For anyone wondering what the actual purported security weaknesses are in this article (I used the slop machine to reduce the slop): - Cloud backups — by default, backups to iCloud/Google Drive contain plaintext messages, and E2EE backup is opt-in. Even if you enable it, a weak password collapses the effective security, and any other person in the chat with an unencrypted backup exposes the conversation. - Metadata — who you talk to, when, how often, IP, contact graph, etc. This is the "reading your life without reading your messages" argument, and it's the part that's genuinely well-established. - Pen register / FBI — the claim that WhatsApp uniquely delivers near-real-time metadata (~every 15 min) to law enforcement. - Group chat membership integrity — a server-level adversary can inject a member into a group; messages stay encrypted but get delivered to the injected party. Endpoint compromise (Pegasus / CVE-2019-3568) — encryption is irrelevant if the device is owned. - Closed source, Meta AI, business accounts — content can leave the E2EE envelope in those flows.

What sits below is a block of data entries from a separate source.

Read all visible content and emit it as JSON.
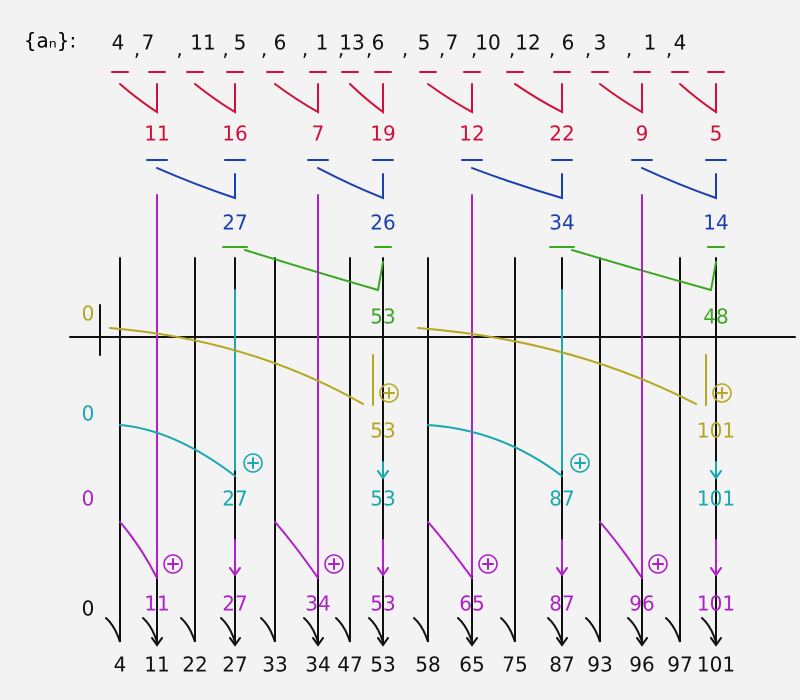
{
  "label": "{aₙ}:",
  "sequence": [
    "4",
    "7",
    "11",
    "5",
    "6",
    "1",
    "13",
    "6",
    "5",
    "7",
    "10",
    "12",
    "6",
    "3",
    "1",
    "4"
  ],
  "separator": ",",
  "level1": [
    "11",
    "16",
    "7",
    "19",
    "12",
    "22",
    "9",
    "5"
  ],
  "level2": [
    "27",
    "26",
    "34",
    "14"
  ],
  "level3": [
    "53",
    "48"
  ],
  "zero_labels": [
    "0",
    "0",
    "0",
    "0"
  ],
  "downsweep_1": [
    "53",
    "101"
  ],
  "downsweep_2": [
    "27",
    "53",
    "87",
    "101"
  ],
  "downsweep_3": [
    "11",
    "27",
    "34",
    "53",
    "65",
    "87",
    "96",
    "101"
  ],
  "result": [
    "4",
    "11",
    "22",
    "27",
    "33",
    "34",
    "47",
    "53",
    "58",
    "65",
    "75",
    "87",
    "93",
    "96",
    "97",
    "101"
  ]
}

Nothing really new here, and as everyone else is pointing out Telegram might be worse.

rkent

I'm getting very tired of all of the "this is ai slop" comments. They are now worse than the slop itself. Maybe HN needs a voting button "this is ai slop" so you can make your point without becoming slop yourself.

sunshine-o

By the way, I remember the chat apps interoperability in Europe was announced more than 2 years ago but so far no major competitor app have enabled it. What are our options today to chat with WhatsApp users without using their app?

readthenotes1

I bet people use WhatsApp mostly because it's free texting on many ISPs

ghusto

What about calls? I've never understood how calls could be E2EE, but WhatsApp says they are. I didn't read anything in the post claiming they're compromised too.